Arterial hypertension accounts for, or contributes to, 62% of all strokes and 49% of all cases of heart disease. Most cases of hypertension can be effectively treated with lifestyle changes and/or medications, but within this population lies a cohort at the upper end of the cardiovascular risk spectrum – those with hypertension resistant to treatment. Resistant hypertension is currently defined as a raised blood pressure (seated clinic blood pressure greater than 140 mmHg systolic and 90 mmHg diastolic) despite treatment with at least three antihypertensive agents (one of which is a diuretic) at optimal or best tolerated doses. The challenges of determining, within this population, white coat hypertension and medication adherence are significant.

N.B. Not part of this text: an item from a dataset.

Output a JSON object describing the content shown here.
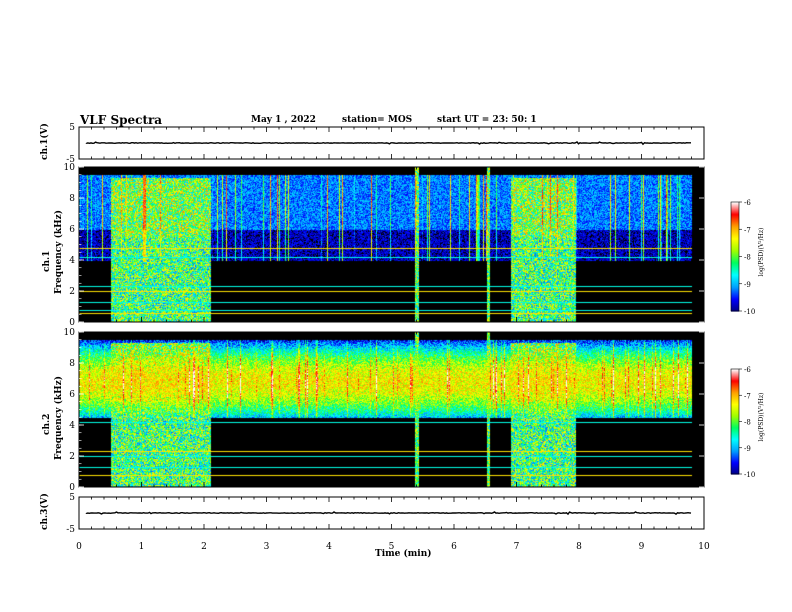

Pimenta and Calhoun (2012) suggested the prevalence of resistant hypertension to be between 15% and 30% of treated hypertensive patients. They, together with the American Heart Association (2008) and the UK National Institute for Health and Care Excellence (2011), suggest the need for further research into the prevalence, prognosis and management of patients with resistant hypertension. With HRB funding, we confirmed the feasibility of pragmatically identifying patients with resistant hypertension using a specially developed remote software tool. The overall aim of the project is to
(a) perform a systematic review of the global evidence describing the prevalence of resistant hypertension as defined by the AHA
and utilising the specially developed remote software tool in 100 Irish general practices to
(b) pragmatically determine the prevalence of resistant hypertension
(c) determine the prognosis of these patients over two years
and with ten Irish general practices, in collaboration with a hospital Resistant Hypertension Clinic, to
(d) describe the detailed cardiovascular phenotype of such patients focusing on ambulatory blood pressure monitoring and adherence, including toxicological urinalysis
(e) develop a platform cohort of patients with confirmed resistant hypertension suitable for future research.